Intervention de André Chassaigne

Séance en hémicycle du 27 janvier 2015 à 15h00
Croissance activité et égalité des chances économiques — Article 2

Photo issue du site de l'Assemblée nationale ou de WikipediaAndré Chassaigne :

Je voudrais rebondir sur l’intervention de notre éminent collègue, M. Savary. Quand on déclare que les lignes ferrées existantes ne donnent pas satisfaction, encore faut-il savoir pourquoi. Prenons ainsi un exemple que je connais bien, celui de la ligne Clermont-Saint-Etienne. Les investissements décidés par la région Auvergne ont permis de maintenir le TER,mais cette ligne n’est pas rentable au-dessus de la ville de Thiers pour la traversée du Forez faute de desservir toutes les gares qui auraient pu l’être il y a vingt ou trente ans.

Voilà donc un équilibre fragile. Il est bien évident que si vous ouvrez une ligne de bus entre Clermont-Ferrand et Saint-Etienne par l’autoroute, un entrepreneur privé ne tardera pas à se présenter pour l’exploiter ce qui aura pour effet, dans un premier temps, d’aggraver les difficultés de la ligne ferroviaire et dans un deuxième temps, sa fermeture, pour un service qui sera différent ! La question de l’aménagement du territoire se pose. Si une ligne d’autocar relie un point à un autre rapidement, par l’autoroute, nous pourrons considérer qu’une partie du territoire a été abandonnée et que vous avez accepté le principe que des territoires ruraux restent des déserts et ne puissent plus, pour des raisons financières, bénéficier d’un véritable service public des transports. C’est inquiétant.

Deuxième exemple : la liaison Clermont-Bordeaux était suspendue depuis l’été dernier, à Ussel, pour des raisons budgétaires, liées à l’endettement de la SNCF et à l’impossibilité de maintenir des lignes alors que celle-ci est très importante. Il est fort probable que, très rapidement, nous n’ayons plus d’accès à la façade atlantique alors que nous en avons aujourd’hui deux – Clermont-Bordeaux ou Lyon-Nantes. Elles disparaîtront au profit du bus pour un résultat qui ne sera pas le même !

Je prendrai un troisième exemple : la ligne Clermont-Béziers. Électrifiée de bout en bout, cette ligne va pourtant être abandonnée, faute d’entretien. On nous opposera naturellement que l’autoroute existe et qu’elle est gratuite, de surcroît, à l’exception de la traversée du viaduc de Millau. La ligne ferroviaire sera donc remplacée par des autocars qui circuleront sur cette autoroute. Or, il se pose derrière cela la question de l’aménagement rural, sur le territoire des Cévennes, par exemple. L’approche y est différente. Le principe selon lequel la compétitivité doit primer et la concurrence résoudra tous les problèmes aura des effets considérables sur le maintien d’une activité dans les territoires ruraux.

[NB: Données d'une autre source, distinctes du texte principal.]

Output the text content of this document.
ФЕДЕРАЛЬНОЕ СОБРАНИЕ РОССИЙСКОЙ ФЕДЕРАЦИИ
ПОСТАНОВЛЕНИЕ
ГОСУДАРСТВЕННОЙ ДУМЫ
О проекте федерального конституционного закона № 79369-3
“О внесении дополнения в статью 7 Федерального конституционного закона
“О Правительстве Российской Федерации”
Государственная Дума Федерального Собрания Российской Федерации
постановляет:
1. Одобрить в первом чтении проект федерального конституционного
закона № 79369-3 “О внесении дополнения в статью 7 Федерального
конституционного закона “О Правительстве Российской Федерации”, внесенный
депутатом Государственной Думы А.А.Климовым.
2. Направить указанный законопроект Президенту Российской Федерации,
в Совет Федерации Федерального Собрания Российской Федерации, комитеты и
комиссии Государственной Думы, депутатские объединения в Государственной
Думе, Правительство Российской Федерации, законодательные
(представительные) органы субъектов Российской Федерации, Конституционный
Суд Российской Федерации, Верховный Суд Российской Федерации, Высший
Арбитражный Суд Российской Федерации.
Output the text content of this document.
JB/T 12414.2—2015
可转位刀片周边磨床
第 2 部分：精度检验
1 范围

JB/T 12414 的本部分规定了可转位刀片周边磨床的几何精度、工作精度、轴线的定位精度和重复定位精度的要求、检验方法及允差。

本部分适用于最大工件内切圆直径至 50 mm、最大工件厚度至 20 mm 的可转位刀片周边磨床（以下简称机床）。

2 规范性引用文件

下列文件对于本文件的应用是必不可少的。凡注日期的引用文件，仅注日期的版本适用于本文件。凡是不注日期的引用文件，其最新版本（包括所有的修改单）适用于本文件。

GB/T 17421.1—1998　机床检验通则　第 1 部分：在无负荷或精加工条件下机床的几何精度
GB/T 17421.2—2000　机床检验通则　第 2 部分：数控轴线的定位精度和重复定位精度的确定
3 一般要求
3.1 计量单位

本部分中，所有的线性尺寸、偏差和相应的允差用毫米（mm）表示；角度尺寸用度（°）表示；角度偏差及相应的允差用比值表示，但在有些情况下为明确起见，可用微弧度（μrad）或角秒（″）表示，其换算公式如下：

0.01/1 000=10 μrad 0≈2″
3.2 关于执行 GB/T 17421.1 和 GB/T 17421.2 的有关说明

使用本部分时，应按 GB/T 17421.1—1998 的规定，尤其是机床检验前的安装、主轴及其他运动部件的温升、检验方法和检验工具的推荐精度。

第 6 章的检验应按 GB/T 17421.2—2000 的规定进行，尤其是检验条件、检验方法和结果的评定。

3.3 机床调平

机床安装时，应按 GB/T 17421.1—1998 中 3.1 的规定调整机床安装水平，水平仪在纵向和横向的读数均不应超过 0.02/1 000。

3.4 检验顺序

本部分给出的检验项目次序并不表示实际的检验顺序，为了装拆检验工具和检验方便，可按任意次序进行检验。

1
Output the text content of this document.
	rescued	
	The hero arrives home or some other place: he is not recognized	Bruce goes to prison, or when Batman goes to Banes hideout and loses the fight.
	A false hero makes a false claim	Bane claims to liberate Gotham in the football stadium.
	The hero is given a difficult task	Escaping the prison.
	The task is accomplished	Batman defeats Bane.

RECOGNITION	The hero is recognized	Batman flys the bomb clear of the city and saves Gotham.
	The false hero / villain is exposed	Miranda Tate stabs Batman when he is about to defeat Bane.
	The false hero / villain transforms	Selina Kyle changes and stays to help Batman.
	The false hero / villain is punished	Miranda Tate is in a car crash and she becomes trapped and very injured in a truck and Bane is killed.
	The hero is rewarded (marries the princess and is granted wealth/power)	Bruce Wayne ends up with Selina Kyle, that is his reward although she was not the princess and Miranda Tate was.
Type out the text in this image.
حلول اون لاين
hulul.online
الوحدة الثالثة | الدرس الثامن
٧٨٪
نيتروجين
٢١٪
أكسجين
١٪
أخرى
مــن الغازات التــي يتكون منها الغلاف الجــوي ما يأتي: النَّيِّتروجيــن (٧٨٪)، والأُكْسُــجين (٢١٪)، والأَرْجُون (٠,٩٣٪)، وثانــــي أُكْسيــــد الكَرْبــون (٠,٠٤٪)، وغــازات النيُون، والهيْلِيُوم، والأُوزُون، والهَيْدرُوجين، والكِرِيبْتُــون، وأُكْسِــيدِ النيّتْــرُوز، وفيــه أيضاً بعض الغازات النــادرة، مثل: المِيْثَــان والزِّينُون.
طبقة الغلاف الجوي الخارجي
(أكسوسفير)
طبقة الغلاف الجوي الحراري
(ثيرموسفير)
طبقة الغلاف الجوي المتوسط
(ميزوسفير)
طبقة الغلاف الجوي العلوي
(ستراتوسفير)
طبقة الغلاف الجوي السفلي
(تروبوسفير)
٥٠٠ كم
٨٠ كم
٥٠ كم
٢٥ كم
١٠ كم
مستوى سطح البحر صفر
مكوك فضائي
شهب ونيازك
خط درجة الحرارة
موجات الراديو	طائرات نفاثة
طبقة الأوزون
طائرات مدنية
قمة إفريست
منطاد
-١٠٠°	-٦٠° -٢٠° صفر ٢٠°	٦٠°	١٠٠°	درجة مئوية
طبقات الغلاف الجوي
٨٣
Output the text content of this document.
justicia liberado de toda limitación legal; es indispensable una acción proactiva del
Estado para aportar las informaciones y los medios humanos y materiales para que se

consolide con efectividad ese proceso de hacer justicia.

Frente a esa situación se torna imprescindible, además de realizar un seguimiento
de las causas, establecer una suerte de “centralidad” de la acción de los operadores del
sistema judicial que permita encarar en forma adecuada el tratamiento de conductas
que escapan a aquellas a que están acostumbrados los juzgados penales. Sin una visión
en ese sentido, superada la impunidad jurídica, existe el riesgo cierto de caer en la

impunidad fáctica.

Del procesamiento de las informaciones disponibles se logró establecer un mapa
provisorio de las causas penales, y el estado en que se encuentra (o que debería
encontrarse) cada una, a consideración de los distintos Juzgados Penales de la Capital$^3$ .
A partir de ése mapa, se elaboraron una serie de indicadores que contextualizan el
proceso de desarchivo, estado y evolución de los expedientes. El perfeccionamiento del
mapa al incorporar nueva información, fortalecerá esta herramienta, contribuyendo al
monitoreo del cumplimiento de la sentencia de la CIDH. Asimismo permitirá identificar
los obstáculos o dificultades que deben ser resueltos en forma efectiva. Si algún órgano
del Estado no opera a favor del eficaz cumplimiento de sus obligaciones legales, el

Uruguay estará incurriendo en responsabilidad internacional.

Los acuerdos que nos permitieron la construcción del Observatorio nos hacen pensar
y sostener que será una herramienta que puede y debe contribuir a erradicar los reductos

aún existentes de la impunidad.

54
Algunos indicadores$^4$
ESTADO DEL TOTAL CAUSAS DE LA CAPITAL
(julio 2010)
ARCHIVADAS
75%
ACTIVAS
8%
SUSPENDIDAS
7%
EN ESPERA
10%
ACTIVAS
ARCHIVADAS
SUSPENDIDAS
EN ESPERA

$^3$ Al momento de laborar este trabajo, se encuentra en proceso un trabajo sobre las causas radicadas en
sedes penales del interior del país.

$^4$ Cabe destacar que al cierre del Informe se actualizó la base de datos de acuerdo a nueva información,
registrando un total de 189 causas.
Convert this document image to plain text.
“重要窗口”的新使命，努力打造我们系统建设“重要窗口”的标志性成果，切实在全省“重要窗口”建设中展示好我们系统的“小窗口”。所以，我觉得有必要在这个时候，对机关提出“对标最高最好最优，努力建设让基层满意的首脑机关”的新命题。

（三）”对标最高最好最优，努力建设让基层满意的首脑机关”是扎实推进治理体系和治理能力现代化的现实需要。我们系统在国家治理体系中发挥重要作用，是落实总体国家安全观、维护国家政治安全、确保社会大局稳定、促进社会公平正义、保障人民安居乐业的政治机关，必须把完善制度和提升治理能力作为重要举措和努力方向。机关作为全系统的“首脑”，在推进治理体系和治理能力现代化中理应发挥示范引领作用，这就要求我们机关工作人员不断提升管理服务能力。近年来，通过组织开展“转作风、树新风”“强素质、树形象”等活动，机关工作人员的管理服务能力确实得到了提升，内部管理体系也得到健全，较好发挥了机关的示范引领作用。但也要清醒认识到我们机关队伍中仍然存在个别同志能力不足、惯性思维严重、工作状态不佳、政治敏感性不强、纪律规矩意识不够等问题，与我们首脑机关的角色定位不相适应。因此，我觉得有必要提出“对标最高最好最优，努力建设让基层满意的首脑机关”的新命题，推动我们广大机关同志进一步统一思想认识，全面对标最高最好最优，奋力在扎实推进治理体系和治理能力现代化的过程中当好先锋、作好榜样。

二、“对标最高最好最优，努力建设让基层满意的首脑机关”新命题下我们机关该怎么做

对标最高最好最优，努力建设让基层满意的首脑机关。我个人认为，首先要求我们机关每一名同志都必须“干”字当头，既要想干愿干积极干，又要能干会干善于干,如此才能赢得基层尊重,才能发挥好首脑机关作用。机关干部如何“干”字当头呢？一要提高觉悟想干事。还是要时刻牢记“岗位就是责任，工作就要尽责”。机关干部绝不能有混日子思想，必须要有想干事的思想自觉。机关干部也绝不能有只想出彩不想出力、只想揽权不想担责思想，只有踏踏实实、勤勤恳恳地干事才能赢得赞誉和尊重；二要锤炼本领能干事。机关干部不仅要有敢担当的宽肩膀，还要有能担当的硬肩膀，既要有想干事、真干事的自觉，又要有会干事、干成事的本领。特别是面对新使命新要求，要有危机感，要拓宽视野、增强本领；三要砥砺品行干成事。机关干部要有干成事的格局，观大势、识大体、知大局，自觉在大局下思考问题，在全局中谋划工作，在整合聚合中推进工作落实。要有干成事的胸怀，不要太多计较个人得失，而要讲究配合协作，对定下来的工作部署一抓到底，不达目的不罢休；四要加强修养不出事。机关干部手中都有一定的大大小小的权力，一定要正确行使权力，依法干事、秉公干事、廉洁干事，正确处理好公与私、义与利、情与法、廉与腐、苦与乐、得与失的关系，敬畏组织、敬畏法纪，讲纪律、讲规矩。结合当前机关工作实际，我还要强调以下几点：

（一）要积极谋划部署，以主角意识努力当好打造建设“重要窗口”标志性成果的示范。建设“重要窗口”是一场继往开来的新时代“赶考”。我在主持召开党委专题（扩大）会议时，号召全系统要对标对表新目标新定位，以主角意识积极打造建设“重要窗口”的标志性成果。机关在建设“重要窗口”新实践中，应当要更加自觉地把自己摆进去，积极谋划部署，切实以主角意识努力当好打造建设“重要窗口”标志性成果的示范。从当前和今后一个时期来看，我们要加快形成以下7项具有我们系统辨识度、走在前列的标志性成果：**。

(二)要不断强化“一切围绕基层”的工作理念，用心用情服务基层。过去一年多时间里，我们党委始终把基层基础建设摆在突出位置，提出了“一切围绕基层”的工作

Enfin, j’insisterai sur un dernier point. Les régions ont déjà consenti de nombreux efforts depuis la décentralisation et depuis qu’elles assument la compétence des TER. Celles d’entre elles qui ont effectué des travaux l’ont fait pour une durée d’amortissement à long terme, de l’ordre de vingt à trente ans. Or, malgré les nombreux travaux réalisés sur des lignes électrifiées par les régions, voire par RFF, l’ouverture préconisée dans le présent texte aboutira à la disparition de certaines de ces lignes au profit de l’autocar. Celui-ci n’ira pas pour autant desservir des territoires qui sont aujourd’hui abandonnés et que le train ne dessert pas.